Sapphire's short board differs significantly from AMD's reference layout of the RX Vega, which should also make the use of existing full-cover water coolers impossible. Also at the popular Raijintek Morpheus is end terrain, because you can't get that cooled away in the block. Sapphire also uses 6 phases (but here without a doubler), resulting in a total of seven voltage converter circuits for the VDDC and one phase for memory (MVDD). But stop! Why seven?
Sapphire relies on a so-called load balancer. A total of five of the six GPU phases (VDDC) are fed from the two external 8-pin ports. The sixth phase is realized via the external supply AND the motherboard slot. Thus, one uses a control loop for the different feeding of the first phase. This is also the main load in the idle and low-load range. In addition, the one phase for the HBM2 is also fed from the motherboard slot.
The back also houses a lot of active and passive components, but except for the MOSFET drivers, no really hot candidates.
Sapphire relies on a total of two external 8-pin jacks. Since the motherboard slot does not supply 25 watts in the tips according to our measurements, these two connections have to handle the rest. We will see how much that is now.
GPU Power Supply (VDDC)
As with the reference design, the focus is on the IR35217 from International Rectifier, a dual output digital multi-phase controller that can provide both the six phases for the GPU and another phase for memory, to which we are will still be discussed. But back to the GPU and with it to what we had just discussed. After all, we count 7 voltage transformer circuits, not six. However, since only six real phases are generated, the now mentioned load balancer is used.

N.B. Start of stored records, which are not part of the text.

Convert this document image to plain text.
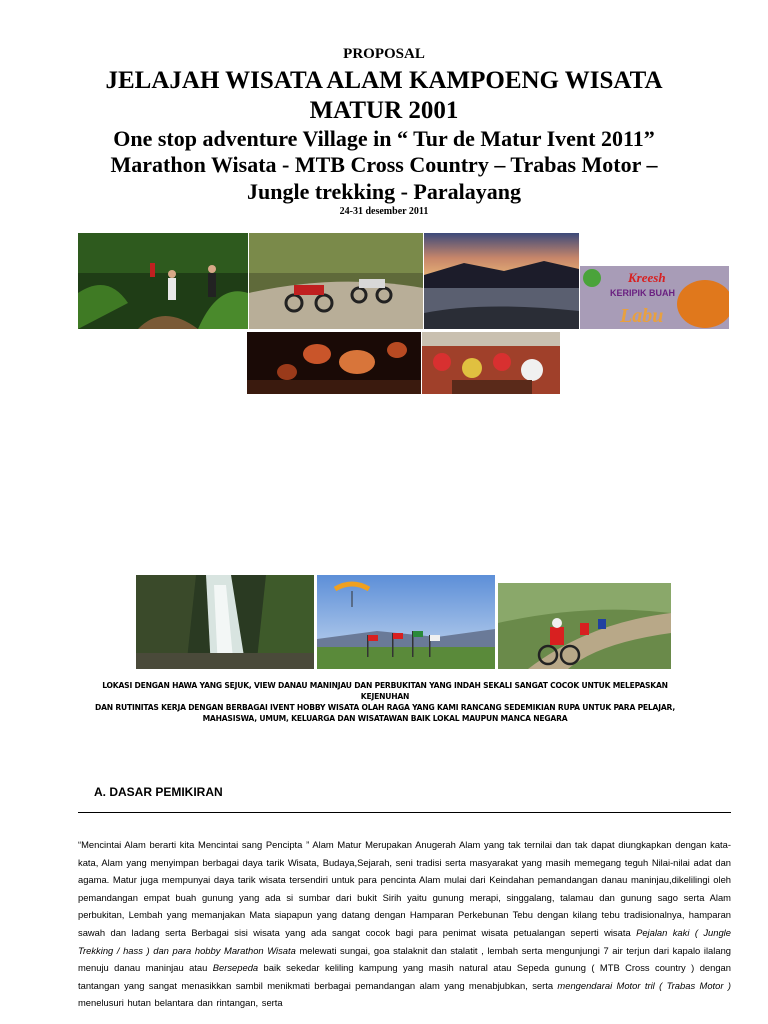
PROPOSAL
JELAJAH WISATA ALAM KAMPOENG WISATA
MATUR 2001
One stop adventure Village in “ Tur de Matur Ivent 2011”
Marathon Wisata - MTB Cross Country – Trabas Motor –
Jungle trekking - Paralayang
24-31 desember 2011
Kreesh
KERIPIK BUAH
Labu
LOKASI DENGAN HAWA YANG SEJUK, VIEW DANAU MANINJAU DAN PERBUKITAN YANG INDAH SEKALI SANGAT COCOK UNTUK MELEPASKAN KEJENUHAN
DAN RUTINITAS KERJA DENGAN BERBAGAI IVENT HOBBY WISATA OLAH RAGA YANG KAMI RANCANG SEDEMIKIAN RUPA UNTUK PARA PELAJAR,
MAHASISWA, UMUM, KELUARGA DAN WISATAWAN BAIK LOKAL MAUPUN MANCA NEGARA
A. DASAR PEMIKIRAN
“Mencintai Alam berarti kita Mencintai sang Pencipta ” Alam Matur Merupakan Anugerah Alam yang tak ternilai dan tak dapat diungkapkan dengan kata-kata, Alam yang menyimpan berbagai daya tarik Wisata, Budaya,Sejarah, seni tradisi serta masyarakat yang masih memegang teguh Nilai-nilai adat dan agama. Matur juga mempunyai daya tarik wisata tersendiri untuk para pencinta Alam mulai dari Keindahan pemandangan danau maninjau,dikelilingi oleh pemandangan empat buah gunung yang ada si sumbar dari bukit Sirih yaitu gunung merapi, singgalang, talamau dan gunung sago serta Alam perbukitan, Lembah yang memanjakan Mata siapapun yang datang dengan Hamparan Perkebunan Tebu dengan kilang tebu tradisionalnya, hamparan sawah dan ladang serta Berbagai sisi wisata yang ada sangat cocok bagi para penimat wisata petualangan seperti wisata Pejalan kaki ( Jungle Trekking / hass ) dan para hobby Marathon Wisata melewati sungai, goa stalaknit dan stalatit , lembah serta mengunjungi 7 air terjun dari kapalo ilalang menuju danau maninjau atau Bersepeda baik sekedar keliling kampung yang masih natural atau Sepeda gunung ( MTB Cross country ) dengan tantangan yang sangat menasikkan sambil menikmati berbagai pemandangan alam yang menabjubkan, serta mengendarai Motor tril ( Trabas Motor ) menelusuri hutan belantara dan rintangan, serta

On the board we find a total of four IR3598. The interesting thing about these small chips is that they can be used both as doubler chips (as on the reference board for controlling 2 control circuits per phase) but also as pure MOSFET drivers. Thus, three of these dual drivers control the total of six phases fed from the external PCIe), while the fourth half of the load balancer of the seventh control circuit and which serves one phase of the memory.
For the VDDC phases, an IR6811 on the high-side and an IR6894 on the low-side are used. This dimensioning is absolutely sufficient, but the elimination of doubling also results in more intensive hotspots in the VRM area. But this has been solved cleverly (see Cooling). As a coil for the final, smoothing LC circuit, Sapphire relies on the usual encapsulated ferrite core coils, in this case at 190 mH per control circuit.

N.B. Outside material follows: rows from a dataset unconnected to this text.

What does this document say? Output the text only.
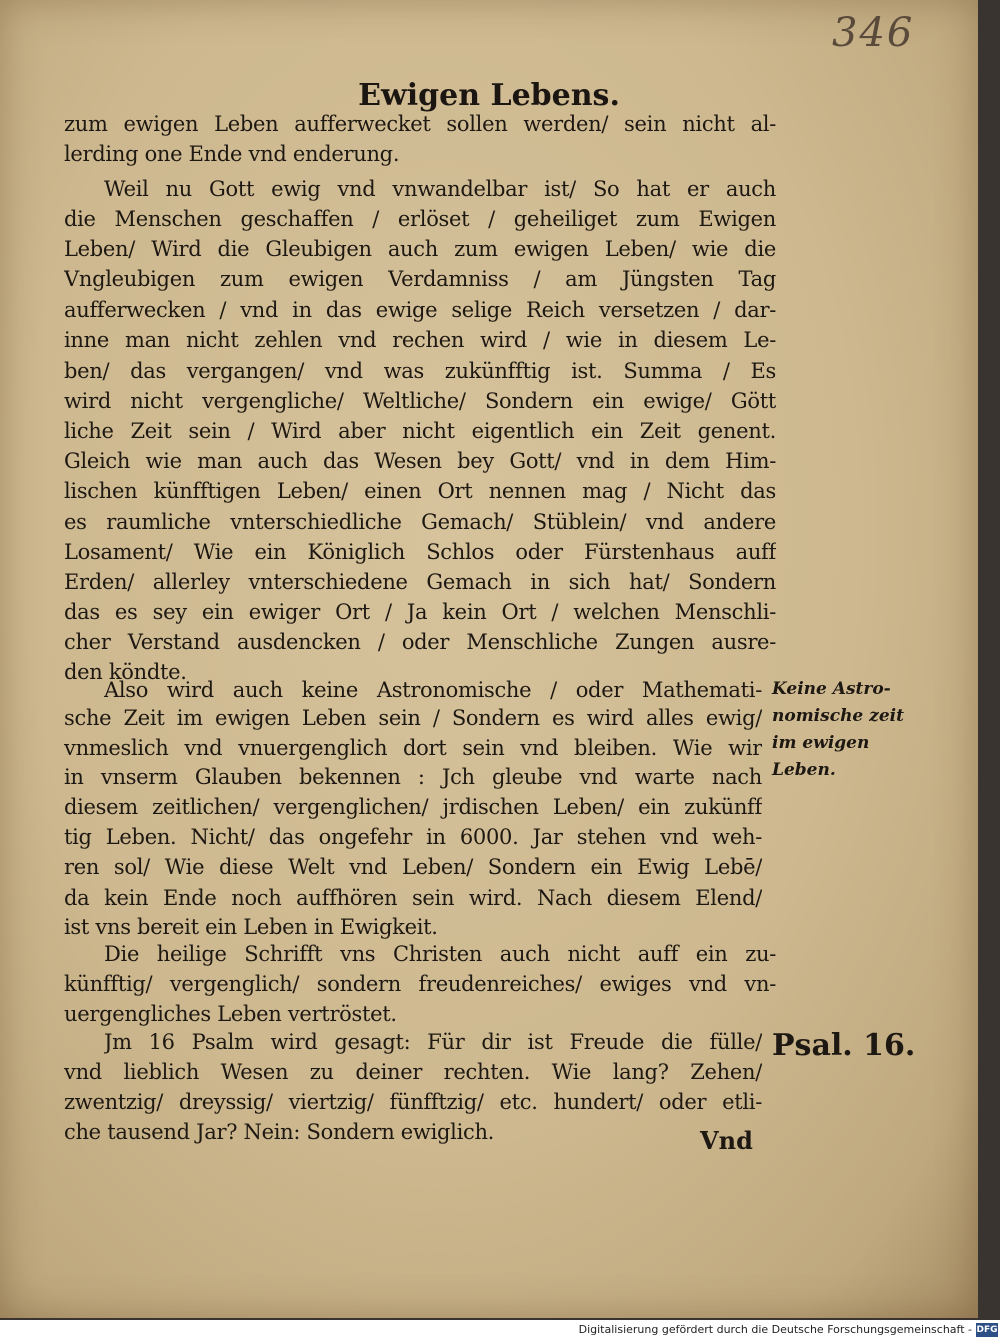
346
Ewigen Lebens.
zum ewigen Leben aufferwecket sollen werden/ sein nicht al-
lerding one Ende vnd enderung.
Weil nu Gott ewig vnd vnwandelbar ist/ So hat er auch
die Menschen geschaffen / erlöset / geheiliget zum Ewigen
Leben/ Wird die Gleubigen auch zum ewigen Leben/ wie die
Vngleubigen zum ewigen Verdamniss / am Jüngsten Tag
aufferwecken / vnd in das ewige selige Reich versetzen / dar-
inne man nicht zehlen vnd rechen wird / wie in diesem Le-
ben/ das vergangen/ vnd was zukünfftig ist. Summa / Es
wird nicht vergengliche/ Weltliche/ Sondern ein ewige/ Gött
liche Zeit sein / Wird aber nicht eigentlich ein Zeit genent.
Gleich wie man auch das Wesen bey Gott/ vnd in dem Him-
lischen künfftigen Leben/ einen Ort nennen mag / Nicht das
es raumliche vnterschiedliche Gemach/ Stüblein/ vnd andere
Losament/ Wie ein Königlich Schlos oder Fürstenhaus auff
Erden/ allerley vnterschiedene Gemach in sich hat/ Sondern
das es sey ein ewiger Ort / Ja kein Ort / welchen Menschli-
cher Verstand ausdencken / oder Menschliche Zungen ausre-
den köndte.
Also wird auch keine Astronomische / oder Mathemati-
sche Zeit im ewigen Leben sein / Sondern es wird alles ewig/
vnmeslich vnd vnuergenglich dort sein vnd bleiben. Wie wir
in vnserm Glauben bekennen : Jch gleube vnd warte nach
diesem zeitlichen/ vergenglichen/ jrdischen Leben/ ein zukünff
tig Leben. Nicht/ das ongefehr in 6000. Jar stehen vnd weh-
ren sol/ Wie diese Welt vnd Leben/ Sondern ein Ewig Lebē/
da kein Ende noch auffhören sein wird. Nach diesem Elend/
ist vns bereit ein Leben in Ewigkeit.
Die heilige Schrifft vns Christen auch nicht auff ein zu-
künfftig/ vergenglich/ sondern freudenreiches/ ewiges vnd vn-
uergengliches Leben vertröstet.
Jm 16 Psalm wird gesagt: Für dir ist Freude die fülle/
vnd lieblich Wesen zu deiner rechten. Wie lang? Zehen/
zwentzig/ dreyssig/ viertzig/ fünfftzig/ etc. hundert/ oder etli-
che tausend Jar? Nein: Sondern ewiglich.
Keine Astro-
nomische zeit
im ewigen
Leben.
Psal. 16.
Vnd
Digitalisierung gefördert durch die Deutsche Forschungsgemeinschaft - DFG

Power supply of the memory (MVDD)
As mentioned briefly, the IR35217 also provides one phase for storage. One phase is sufficient for the card, as the memory is much more sufficient. This is where a single 4C85N from ON Semiconductur is used, about which I have already written. The coil is the usual butter-and-bread model with 220 mH.
Other voltage converters
The creation of VDDCI (pictured bottom left) is not a big item in terms of performance, but it is important. It is used for GPU-internal level transition between the GPU and memory signals, something like the voltage between the memory and the GPU core on the I/O bus. In addition, a constant source for 0.9 volts is generated (picture at the bottom right). Most of these very similar voltage converters are located on the back of the board. In addition, there is also a 1.8V source (TTL, GPU GPIO) on the front side and below the GPU you can still find the APL5620 from Anpec for the VPP. This ultra-low dropout chip generates the very low voltage for the PLL range.

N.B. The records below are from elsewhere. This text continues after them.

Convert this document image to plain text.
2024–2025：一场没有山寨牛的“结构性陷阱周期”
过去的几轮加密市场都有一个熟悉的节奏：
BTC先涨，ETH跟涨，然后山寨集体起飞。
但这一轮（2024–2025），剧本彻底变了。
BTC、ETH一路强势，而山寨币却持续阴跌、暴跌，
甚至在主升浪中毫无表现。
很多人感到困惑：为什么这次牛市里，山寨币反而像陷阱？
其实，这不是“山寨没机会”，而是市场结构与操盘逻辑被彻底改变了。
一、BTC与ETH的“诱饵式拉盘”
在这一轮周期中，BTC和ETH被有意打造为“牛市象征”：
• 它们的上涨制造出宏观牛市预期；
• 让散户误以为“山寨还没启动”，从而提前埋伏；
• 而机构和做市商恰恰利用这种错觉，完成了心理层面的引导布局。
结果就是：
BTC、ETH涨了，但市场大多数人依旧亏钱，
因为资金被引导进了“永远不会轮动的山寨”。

So we would almost be through, because the rest is the usual standard. Only the BIOS chips 25Q4, which is a double SPI flash chip, are still noticeable. The switch is located at the usual location at the top of the card. In the entrance area there is a ferrite core coil with 560 mH for input filtering, which helps to block the occurring load peaks including the incidental products of power supply.